ドラムサウンドが決まった後は、作ったドラムサウンドがレコーディングのテイクを重ねてもチューニングの弛みなどを含めサウンドが安定しているか・・をコントロールルームで見守ります。
レコーディング本番はドラマーにとって、とても集中せねばならない時ですし、とてもデリケートな時間です。
色々なコンディションが整いスムーズにOKテイクが録れる場合も多いですが、時にはプロデューサーの意図とドラマーのイメージが一致しなかったり、ドラマー自身のコンディションが悪かったりして良いテイクが録れない場合があります。
ドラマーはレコーディングモードになると、自身のプレイを客観的に見れなくなるほど楽曲や自身の世界に入り込んでしまうものであると思います。
コントロールルームでドラムテックとして見守っている私は、ドラマーとは逆に冷静にドラマーのプレイや叩いている音を判断出来る環境にいますし、それに対してプロデューサーがどう反応しているかもわかる立場にいます。
私はプレイヤー出身でもありドラマーのトレーニングも行っていますので、そういうシチュエーションの場合は、ドラマーのブースに行って、ドラムアレンジやフレーズ構成などを含め、ドラマーにアドバイスもしたり激励したりもします。

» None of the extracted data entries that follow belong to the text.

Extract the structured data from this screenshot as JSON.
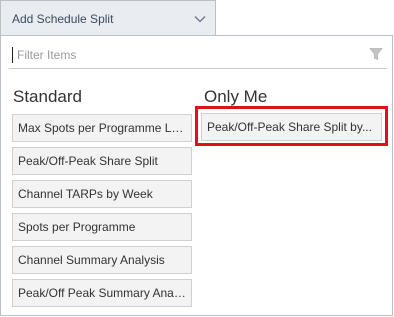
{
  "dropdown": {
    "label": "Add Schedule Split",
    "icon": "chevron-down-icon"
  },
  "filter": {
    "placeholder": "Filter Items",
    "icon": "funnel-icon"
  },
  "columns": {
    "standard": {
      "title": "Standard",
      "items": [
        "Max Spots per Programme Le...",
        "Peak/Off-Peak Share Split",
        "Channel TARPs by Week",
        "Spots per Programme",
        "Channel Summary Analysis",
        "Peak/Off Peak Summary Anal..."
      ]
    },
    "only_me": {
      "title": "Only Me",
      "items": [
        "Peak/Off-Peak Share Split by..."
      ]
    }
  },
  "colors": {
    "highlight": "#e0111b",
    "button_bg": "#e9ecf1",
    "item_bg": "#f3f3f3"
  }
}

野球で例えるなら、ピンチに立たされたピッチャーに駆け寄ってゆくコーチのような感じです(笑)。
私の目指すドラムテックのスタイルは、「ドラマーにとって一番の理解者&サポーターであり、プロデューサーを含めた制作スタッフさんのリクエストを的確に理解し、より早く、より高いクオリティでドラムサウンドを具現化出来るプロフェッショナル」でありたいと思い、「コントロールルームとドラマーの良き架け橋になる事」を心がけております。